- JD Automotive failed to pay full provident fund contributions for AMR Marques, citing his incomplete probation period.
- His widow, Suzette do Carmo dos Santos Marques, was denied R782,885.10 in insured death benefits due to late payment.
- The Financial Services Tribunal rejected the employer’s defence, affirming that probation does not exempt pension obligations.
Suzette do Carmo dos Santos Marques did not expect to become a litigant. She expected dignity.
When her husband, AMR Marques, died in July 2022 while employed by JD Automotive Engineering (Pty) Ltd, she turned to the Pension Funds Adjudicator (PFA) for help. What she discovered was a deliberate omission: JD Automotive had failed to remit full provident fund contributions on her husband’s behalf.
The consequence was devastating. Because the company had not paid the insured portion of the fund, Suzette was denied R782,885.10 in death benefits, money that could have secured her future, honoured her husband’s labour, and upheld the promise of social protection.

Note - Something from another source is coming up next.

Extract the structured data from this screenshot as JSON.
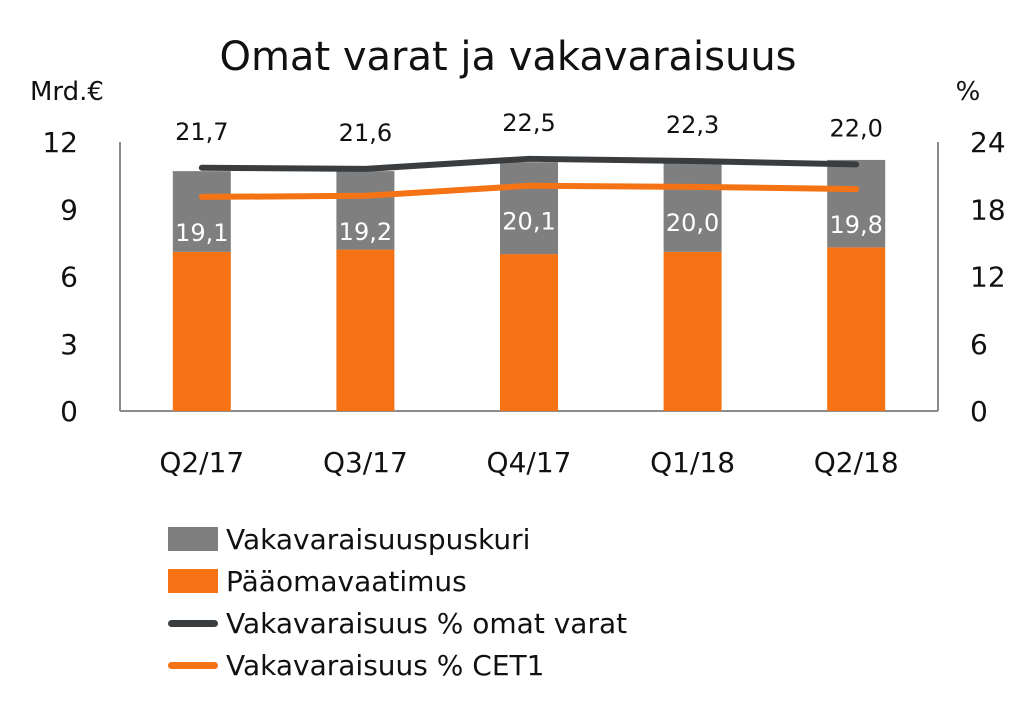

Probation as a posthumous defence
JD Automotive’s defence was as clinical as it was callous. They argued that Marques had not completed his probationary period, having worked only 54 days between March and July 2022. On this basis, they claimed exemption from the obligation to pay full contributions to the Auto Workers Provident Fund.
The company’s logic was simple: no completed probation, no full benefits. But the Tribunal found this reasoning legally flawed and ethically hollow. Probation, they affirmed, does not suspend an employer’s duty to comply with pension fund rules. It is not a contractual purgatory where rights are paused and obligations optional.
In fact, the Tribunal pointed directly to Rule 8.9.4 of the Fund, which states that the insured portion of a death benefit is forfeited if contributions are not up to date. JD Automotive’s payment, made more than a year after Marques’ death, was not only late, it was legally irrelevant. The widow received only R164,681.39.
The Tribunal’s ethical and legal rejection
Writing for the panel, Judge DM Davis made it clear: employers cannot cherry-pick compliance. The Tribunal rejected JD Automotive’s application for reconsideration, reaffirming that probation is not a loophole. It is not a shield against accountability. And it certainly does not erase the human cost of delayed or denied benefits.
The Tribunal also addressed the broader context of employment continuity. JD Automotive had taken over the operations of D&S Diesels, Marques’ previous employer, following its liquidation in February 2022. Despite the company’s assertion that Marques’ employment had ended prior to his engagement with JD Automotive, the Tribunal found compelling evidence of a transfer of business as a going concern.
The Motor Industry Bargaining Council had documented the takeover, noting that JD Automotive registered all former D&S employees and continued operations at the same premises, using the same contact details and management. This continuity triggered Section 197 of the Labour Relations Act, making JD Automotive liable for the pension obligations of its predecessor.